Indicate a Time Until Which to Reuse Cached Responses
In your frontend call, you can append to the query a cache parameter that tells the Hal9 proxy until what time to not call your backend (which would then call some external service), but to return a cached result instead.
To potentially retrieve the last cached response for the example request used above, you would modify the command like this:
HAL9_TOKEN=<yourtoken>
CACHE_UNTIL=$(( $(date +%s) + 600 ))
curl -X POST https://api.hal9.com/proxy?server=https%3A//api.hal9.com/<yourusername>/openai/proxy/ask-openai&service=openai&cache=${CACHE_UNTIL} \
-H "Authorization: Bearer ${HAL9_TOKEN}" \
-H "Content-Type: application/json" \
-d '{"prompt": "¿Cómo te llamas?", "model": "gpt-4o-mini"}'
Here CACHE_UNTIL is a timestamp telling the Hal9 proxy: "If you have a result cached for this query, and it has a TTL (Time to Live) in the future (as seen from this very moment), then no need to forward to the server I'm passing; just give me what's in the cache."

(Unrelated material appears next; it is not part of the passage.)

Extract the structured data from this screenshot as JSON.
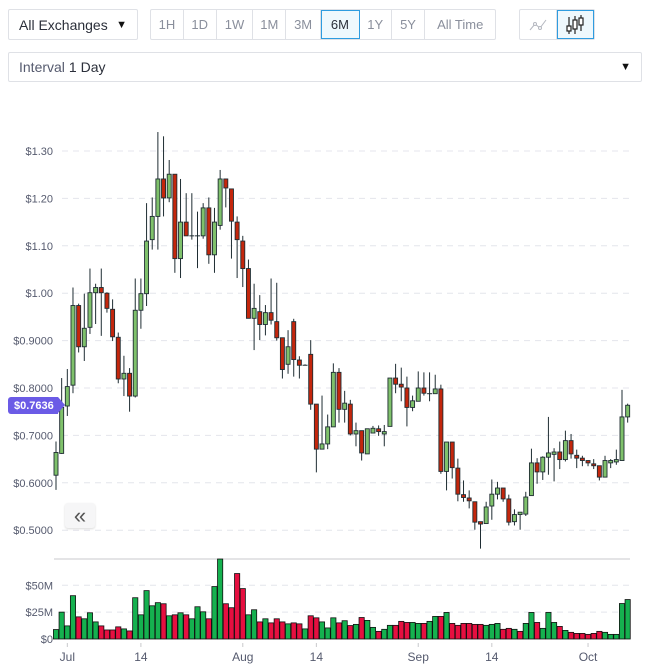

It is important to be aware of whose response actually is being cached here: It is your backend's, not the raw answer from OpenAI. That way, you not just improve performance (halving the number of calls from your frontend to the Hal9 proxy): you also potentially spare your backend from repeatedly performing ressource-consuming (post-) processing, calculation, or aggregation routines.
In case you do want to cache just external, not your own backend's responses, that is no problem either. In this case, you append cache= in your backend instead. However, in this case, the call to OpenAI must go via the Hal9 proxy, like so:
openai_url = f"https://api.hal9.com/proxy?server=https://api.openai.com/v1&cache={CACHE_UNTIL}"

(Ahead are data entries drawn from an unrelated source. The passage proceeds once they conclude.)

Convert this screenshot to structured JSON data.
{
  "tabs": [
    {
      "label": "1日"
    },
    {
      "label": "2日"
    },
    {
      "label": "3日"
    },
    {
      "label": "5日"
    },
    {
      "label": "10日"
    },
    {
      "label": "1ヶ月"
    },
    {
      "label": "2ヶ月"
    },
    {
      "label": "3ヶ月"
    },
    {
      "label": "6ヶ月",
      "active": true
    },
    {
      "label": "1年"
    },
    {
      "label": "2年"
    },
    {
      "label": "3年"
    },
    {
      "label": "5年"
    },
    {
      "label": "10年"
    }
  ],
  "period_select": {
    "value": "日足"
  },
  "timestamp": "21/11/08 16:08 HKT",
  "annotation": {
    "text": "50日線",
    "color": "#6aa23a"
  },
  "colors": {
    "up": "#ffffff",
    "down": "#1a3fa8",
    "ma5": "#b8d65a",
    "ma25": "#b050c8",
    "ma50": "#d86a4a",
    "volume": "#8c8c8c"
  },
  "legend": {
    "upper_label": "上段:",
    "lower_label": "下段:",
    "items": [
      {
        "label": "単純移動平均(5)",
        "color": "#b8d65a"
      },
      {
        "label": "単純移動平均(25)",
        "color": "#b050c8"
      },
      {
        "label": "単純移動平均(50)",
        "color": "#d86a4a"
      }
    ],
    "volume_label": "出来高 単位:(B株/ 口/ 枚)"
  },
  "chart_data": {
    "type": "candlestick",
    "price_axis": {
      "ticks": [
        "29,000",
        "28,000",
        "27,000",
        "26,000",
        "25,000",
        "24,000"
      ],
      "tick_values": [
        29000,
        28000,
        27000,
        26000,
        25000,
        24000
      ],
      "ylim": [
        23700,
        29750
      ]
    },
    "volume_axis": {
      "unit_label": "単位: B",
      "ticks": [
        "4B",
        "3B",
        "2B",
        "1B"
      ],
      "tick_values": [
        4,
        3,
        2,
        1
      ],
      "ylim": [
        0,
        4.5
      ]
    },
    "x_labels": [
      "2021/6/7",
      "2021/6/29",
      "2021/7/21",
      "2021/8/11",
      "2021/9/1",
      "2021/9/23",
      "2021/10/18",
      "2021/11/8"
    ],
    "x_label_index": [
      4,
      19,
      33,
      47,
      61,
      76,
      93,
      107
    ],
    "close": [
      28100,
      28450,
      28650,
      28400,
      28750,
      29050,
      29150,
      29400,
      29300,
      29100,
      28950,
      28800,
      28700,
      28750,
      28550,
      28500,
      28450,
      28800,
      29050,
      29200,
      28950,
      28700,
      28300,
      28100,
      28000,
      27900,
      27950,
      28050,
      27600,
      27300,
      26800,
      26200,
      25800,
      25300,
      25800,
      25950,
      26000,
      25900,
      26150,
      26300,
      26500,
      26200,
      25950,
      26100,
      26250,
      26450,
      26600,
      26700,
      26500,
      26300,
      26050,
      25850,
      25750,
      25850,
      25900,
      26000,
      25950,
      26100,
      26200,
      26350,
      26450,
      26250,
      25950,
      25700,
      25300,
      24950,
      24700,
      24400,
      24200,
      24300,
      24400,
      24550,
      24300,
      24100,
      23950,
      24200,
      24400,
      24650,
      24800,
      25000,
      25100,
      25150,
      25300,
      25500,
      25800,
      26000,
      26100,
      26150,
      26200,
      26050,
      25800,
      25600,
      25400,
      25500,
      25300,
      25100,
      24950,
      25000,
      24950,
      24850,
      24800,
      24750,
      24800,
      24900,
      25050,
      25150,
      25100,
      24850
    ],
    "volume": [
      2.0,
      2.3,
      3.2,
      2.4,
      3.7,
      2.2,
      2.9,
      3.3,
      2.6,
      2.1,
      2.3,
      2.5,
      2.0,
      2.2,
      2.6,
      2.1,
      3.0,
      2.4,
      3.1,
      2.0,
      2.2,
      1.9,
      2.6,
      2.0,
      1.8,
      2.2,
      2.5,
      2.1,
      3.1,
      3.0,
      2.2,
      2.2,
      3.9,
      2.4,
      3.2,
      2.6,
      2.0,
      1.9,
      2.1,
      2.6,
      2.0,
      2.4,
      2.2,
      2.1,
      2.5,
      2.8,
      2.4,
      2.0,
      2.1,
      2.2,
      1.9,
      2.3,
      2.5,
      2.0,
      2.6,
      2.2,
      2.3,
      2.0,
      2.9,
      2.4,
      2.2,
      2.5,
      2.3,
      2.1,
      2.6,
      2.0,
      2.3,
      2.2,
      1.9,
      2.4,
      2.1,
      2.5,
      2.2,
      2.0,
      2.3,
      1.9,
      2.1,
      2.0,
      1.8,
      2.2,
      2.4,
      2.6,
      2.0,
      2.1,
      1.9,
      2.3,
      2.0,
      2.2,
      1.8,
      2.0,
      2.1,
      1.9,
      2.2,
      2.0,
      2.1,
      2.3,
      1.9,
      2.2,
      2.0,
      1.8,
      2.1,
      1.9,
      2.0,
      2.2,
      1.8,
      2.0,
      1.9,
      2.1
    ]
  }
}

Sometimes, you have to poll a service repeatedly until a response is ready. You want to make sure you cache the final result, so you need to pass cache=. However, say the first answer has a status of in_progress, telling you to keep polling. Since you told the proxy to cache the reply, your second call does not result in the service being polled. Instead, you receive the cached response, saying in_progress - this way, you never see the actual artifact generated by the service.

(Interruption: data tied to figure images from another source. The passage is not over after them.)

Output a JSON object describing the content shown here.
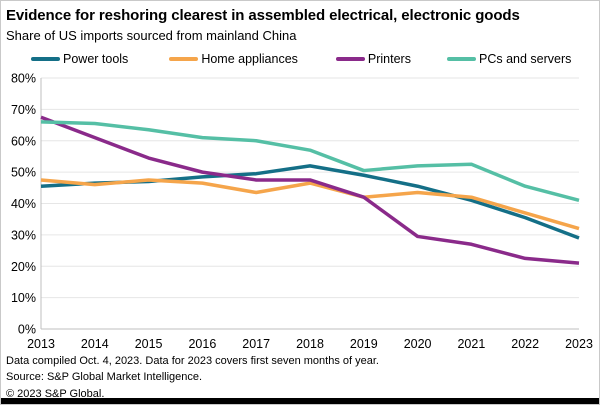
{
  "header": {
    "title": "Evidence for reshoring clearest in assembled electrical, electronic goods",
    "subtitle": "Share of US imports sourced from mainland China"
  },
  "chart_data": {
    "type": "line",
    "title": "Evidence for reshoring clearest in assembled electrical, electronic goods",
    "subtitle": "Share of US imports sourced from mainland China",
    "x": [
      2013,
      2014,
      2015,
      2016,
      2017,
      2018,
      2019,
      2020,
      2021,
      2022,
      2023
    ],
    "series": [
      {
        "name": "Power tools",
        "color": "#146F87",
        "values": [
          45.5,
          46.5,
          47,
          48.5,
          49.5,
          52,
          49,
          45.5,
          41,
          35.5,
          29
        ]
      },
      {
        "name": "Home appliances",
        "color": "#F5A54B",
        "values": [
          47.5,
          46,
          47.5,
          46.5,
          43.5,
          46.5,
          42,
          43.5,
          42,
          37,
          32
        ]
      },
      {
        "name": "Printers",
        "color": "#8A2A8A",
        "values": [
          67.5,
          61,
          54.5,
          50,
          47.5,
          47.5,
          42,
          29.5,
          27,
          22.5,
          21
        ]
      },
      {
        "name": "PCs and servers",
        "color": "#55BFA5",
        "values": [
          66,
          65.5,
          63.5,
          61,
          60,
          57,
          50.5,
          52,
          52.5,
          45.5,
          41
        ]
      }
    ],
    "ylim": [
      0,
      80
    ],
    "ytick_step": 10,
    "ytick_suffix": "%",
    "xlabel": "",
    "ylabel": "",
    "grid": "horizontal",
    "legend_position": "top"
  },
  "footer": {
    "line1": "Data compiled Oct. 4, 2023. Data for 2023 covers first seven months of year.",
    "line2": "Source: S&P Global Market Intelligence.",
    "line3": "© 2023 S&P Global."
  }
}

The solution here is to use another proxy parameter, invalidate (standalone or as invalidate=true). This asks the proxy to disregard any cached responses there may be. In your polling loop, you do the following:
- Initially, you append only
cache=to your query. - In follow-up calls, you append both
cache=andinvalidate, indicating that yes, you'd like the result to be cached (in case the artifact is already available), but no, you do not want to retrieve anything from cache yourself. - Every time, you check whether the desired result is there already. If yes, you stop polling, leaving intact the last cached response.